What conventional reversibility does not cover

The usual answer to digital dependency is reversibility: assuring customers they can retrieve their data if they decide to change provider. This is a necessary protection, and it can be sufficient for data of low sensitivity. But as criticality rises, reversibility alone is no longer enough. It must be paired with guarantees set at a credible level of proportionality, meaning commitments whose strength matches the sensitivity of the data involved.

A digital platform is more than the data it hosts. It runs on software, deployment tools, orchestration mechanisms, operating procedures, documentation and configurations. In many cases, retrieving the data without access to this technical environment is not enough to rebuild a working service.

The real dependency is not on the data. It is on the ability to operate the platform as a whole.

The Ultimate Sovereignty Clause

To address this, Clever Cloud has designed a new contractual mechanism for contracts covering critical or sensitive public services: the Ultimate Sovereignty Clause.

The principle is simple. If control of a European provider passes to a non-European entity, the mechanism triggers automatically, with no formality or external approval. Concretely, if Clever Cloud were to come under the control of a non-European player, the continuity rights defined in the contract would become exercisable by the designated public beneficiary: a government body, a local authority, a public institution or a European public operator. Where the takeover requires specific technical expertise, this beneficiary can appoint an authorised European operator, bound by the security and confidentiality requirements set out in the contract.

Within this framework, the technical elements identified as necessary to resume the service (certain software components, deployment scripts, orchestration elements, technical documentation and operating procedures) can be mobilised to organise temporary continuity or a controlled migration to a European solution.

One important clarification: the Ultimate Sovereignty Clause does not replace existing guarantees, it extends them. A SecNumCloud-qualified or GDPR-compliant provider already offers solid sovereignty guarantees during the term of the contract. What these schemes do not cover is what happens after a change of control, and that is precisely the risk the Ultimate Sovereignty Clause addresses. It does not make Clever Cloud’s code open source and involves no general handover of production keys or secrets.

A logic of resilience, not portability

The distinction matters. Conventional reversibility is a logic of exit and migration: it sets the conditions under which a customer can leave a provider or move their service to another. The Ultimate Sovereignty Clause is a logic of continuity: it ensures the service can keep running within a controlled framework, even in a scenario of major disruption. It does not seek to prohibit an acquisition or to call into question the freedom of capital transactions: an acquirer can buy the company, but cannot use that acquisition to block or capture a sovereign dependency built around public services.

This approach is part of current debates on digital resilience, alongside requirements of security, compliance and availability.
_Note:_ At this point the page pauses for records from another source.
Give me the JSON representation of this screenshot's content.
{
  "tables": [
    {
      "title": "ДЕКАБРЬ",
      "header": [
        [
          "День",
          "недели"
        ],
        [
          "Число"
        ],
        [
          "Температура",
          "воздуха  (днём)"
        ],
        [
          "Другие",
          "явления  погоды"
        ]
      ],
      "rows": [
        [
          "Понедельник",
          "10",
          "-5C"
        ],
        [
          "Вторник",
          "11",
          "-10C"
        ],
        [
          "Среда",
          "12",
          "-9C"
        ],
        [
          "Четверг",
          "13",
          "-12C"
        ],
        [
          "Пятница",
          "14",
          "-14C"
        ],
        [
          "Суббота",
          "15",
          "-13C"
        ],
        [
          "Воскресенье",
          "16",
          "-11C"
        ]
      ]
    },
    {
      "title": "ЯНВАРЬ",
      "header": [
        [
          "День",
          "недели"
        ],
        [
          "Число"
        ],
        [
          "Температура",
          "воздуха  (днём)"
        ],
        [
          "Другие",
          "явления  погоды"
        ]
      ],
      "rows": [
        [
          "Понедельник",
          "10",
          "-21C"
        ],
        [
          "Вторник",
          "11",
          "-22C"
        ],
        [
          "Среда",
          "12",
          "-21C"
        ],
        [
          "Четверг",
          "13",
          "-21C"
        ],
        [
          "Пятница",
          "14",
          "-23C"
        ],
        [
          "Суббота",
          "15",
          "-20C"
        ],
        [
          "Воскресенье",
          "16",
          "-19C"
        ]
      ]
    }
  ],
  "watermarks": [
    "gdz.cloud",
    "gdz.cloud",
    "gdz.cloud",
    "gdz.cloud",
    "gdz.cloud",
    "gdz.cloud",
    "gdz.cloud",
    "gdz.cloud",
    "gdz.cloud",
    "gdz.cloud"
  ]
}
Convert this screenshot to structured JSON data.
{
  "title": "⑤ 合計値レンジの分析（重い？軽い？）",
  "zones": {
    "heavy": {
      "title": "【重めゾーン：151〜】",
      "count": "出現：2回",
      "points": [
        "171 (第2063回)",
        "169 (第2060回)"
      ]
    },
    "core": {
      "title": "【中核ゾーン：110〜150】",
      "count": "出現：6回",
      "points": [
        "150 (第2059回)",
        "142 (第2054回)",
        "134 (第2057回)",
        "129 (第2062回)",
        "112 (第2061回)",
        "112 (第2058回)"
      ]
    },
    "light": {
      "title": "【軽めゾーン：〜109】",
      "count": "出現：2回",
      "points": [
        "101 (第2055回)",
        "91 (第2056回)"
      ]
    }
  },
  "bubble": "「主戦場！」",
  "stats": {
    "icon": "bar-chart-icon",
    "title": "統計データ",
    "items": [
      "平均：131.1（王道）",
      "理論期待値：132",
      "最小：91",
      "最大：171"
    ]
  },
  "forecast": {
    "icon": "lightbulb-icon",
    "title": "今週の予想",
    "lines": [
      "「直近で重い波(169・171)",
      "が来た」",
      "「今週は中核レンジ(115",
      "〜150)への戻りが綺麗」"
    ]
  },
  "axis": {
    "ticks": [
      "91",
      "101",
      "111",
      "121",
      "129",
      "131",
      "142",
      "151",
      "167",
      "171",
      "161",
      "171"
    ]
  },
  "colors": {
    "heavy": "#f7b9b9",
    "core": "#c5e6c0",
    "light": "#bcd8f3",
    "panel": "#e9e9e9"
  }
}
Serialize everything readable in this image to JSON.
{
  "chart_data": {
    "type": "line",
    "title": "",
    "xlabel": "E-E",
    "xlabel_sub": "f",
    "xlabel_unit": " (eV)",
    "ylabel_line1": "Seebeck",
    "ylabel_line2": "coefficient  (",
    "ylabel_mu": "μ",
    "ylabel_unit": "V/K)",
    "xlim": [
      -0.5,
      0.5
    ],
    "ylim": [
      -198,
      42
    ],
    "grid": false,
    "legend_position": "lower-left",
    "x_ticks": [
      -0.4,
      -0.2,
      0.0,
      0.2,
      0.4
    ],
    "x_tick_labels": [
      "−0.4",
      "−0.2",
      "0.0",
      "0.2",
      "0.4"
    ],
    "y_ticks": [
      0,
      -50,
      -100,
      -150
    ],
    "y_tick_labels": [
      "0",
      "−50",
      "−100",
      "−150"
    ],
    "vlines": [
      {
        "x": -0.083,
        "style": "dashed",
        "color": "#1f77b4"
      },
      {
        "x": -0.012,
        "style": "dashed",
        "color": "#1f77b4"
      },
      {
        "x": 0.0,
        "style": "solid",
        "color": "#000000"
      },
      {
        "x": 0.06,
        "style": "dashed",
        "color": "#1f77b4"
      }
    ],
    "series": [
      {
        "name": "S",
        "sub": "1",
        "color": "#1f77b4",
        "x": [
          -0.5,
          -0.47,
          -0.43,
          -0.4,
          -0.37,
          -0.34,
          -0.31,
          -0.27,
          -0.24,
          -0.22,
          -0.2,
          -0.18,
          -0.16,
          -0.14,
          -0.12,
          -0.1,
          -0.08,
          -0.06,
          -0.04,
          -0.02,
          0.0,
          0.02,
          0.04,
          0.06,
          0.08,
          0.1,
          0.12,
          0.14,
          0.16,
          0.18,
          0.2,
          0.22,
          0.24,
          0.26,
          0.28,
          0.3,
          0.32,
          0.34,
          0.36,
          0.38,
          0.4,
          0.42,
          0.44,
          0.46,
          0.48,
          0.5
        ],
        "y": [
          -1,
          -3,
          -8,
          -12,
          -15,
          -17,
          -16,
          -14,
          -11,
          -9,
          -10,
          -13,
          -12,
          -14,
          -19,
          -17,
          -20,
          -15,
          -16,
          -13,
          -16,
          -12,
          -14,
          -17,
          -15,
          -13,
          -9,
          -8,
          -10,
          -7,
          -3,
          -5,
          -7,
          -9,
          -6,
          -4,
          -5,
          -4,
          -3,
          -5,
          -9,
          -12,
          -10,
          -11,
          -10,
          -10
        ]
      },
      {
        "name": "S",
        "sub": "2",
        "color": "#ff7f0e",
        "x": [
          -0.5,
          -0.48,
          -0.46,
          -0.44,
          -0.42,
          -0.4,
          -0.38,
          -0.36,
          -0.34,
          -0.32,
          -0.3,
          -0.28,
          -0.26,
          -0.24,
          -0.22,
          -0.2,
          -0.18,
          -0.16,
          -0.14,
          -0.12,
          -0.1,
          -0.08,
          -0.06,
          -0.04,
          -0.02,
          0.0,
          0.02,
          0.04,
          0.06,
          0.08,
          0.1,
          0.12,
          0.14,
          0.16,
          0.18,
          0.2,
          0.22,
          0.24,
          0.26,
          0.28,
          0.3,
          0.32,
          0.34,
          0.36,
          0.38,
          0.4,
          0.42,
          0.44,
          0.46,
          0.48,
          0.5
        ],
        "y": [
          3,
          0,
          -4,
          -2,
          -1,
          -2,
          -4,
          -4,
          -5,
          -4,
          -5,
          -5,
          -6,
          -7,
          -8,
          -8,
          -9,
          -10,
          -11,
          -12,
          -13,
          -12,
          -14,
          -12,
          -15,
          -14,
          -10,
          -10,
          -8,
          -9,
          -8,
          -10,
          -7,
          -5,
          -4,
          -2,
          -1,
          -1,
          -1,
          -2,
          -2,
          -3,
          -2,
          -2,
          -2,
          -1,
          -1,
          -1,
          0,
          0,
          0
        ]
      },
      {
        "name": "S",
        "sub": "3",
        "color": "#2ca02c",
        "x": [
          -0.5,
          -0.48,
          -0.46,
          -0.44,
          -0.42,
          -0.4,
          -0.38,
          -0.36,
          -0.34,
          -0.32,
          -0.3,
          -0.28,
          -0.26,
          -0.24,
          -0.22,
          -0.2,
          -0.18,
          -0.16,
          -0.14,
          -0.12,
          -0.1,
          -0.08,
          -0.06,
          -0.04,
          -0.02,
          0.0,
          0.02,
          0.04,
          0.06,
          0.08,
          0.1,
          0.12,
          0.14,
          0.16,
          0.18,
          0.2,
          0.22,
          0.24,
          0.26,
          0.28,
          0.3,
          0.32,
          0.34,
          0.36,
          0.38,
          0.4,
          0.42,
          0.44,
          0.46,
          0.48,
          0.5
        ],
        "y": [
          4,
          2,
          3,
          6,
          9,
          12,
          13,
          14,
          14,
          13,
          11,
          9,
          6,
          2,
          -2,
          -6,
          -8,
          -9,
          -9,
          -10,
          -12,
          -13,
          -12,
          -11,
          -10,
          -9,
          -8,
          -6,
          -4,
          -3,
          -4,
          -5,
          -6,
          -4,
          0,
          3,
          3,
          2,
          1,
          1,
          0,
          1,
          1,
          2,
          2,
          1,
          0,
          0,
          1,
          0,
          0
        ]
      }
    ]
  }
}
The Ultimate Sovereignty Clause raises a further question: can an organisation maintain its operational autonomy if its provider changes structurally?

A mechanism designed to become a standard

Clever Cloud designed this mechanism for its own contractual commitments. But the ambition goes further.

The Ultimate Sovereignty Clause is designed to be replicable by any European provider that wants to ground its customer relationships in lasting trust. It is meant to fit into existing digital-resilience frameworks, supplier-dependency assessment criteria, and the sovereignty doctrines advanced by institutional bodies in each sector.

A company that accepts this kind of commitment sends a clear signal: its value does not rest on the prospect of a future sale to a foreign player, but on a long-term model built on service continuity and trust.

Digital sovereignty is not measured only by where the data sits today. It is also measured by the ability to ensure that critical infrastructure remains controllable, whatever the ownership future of those who operate it.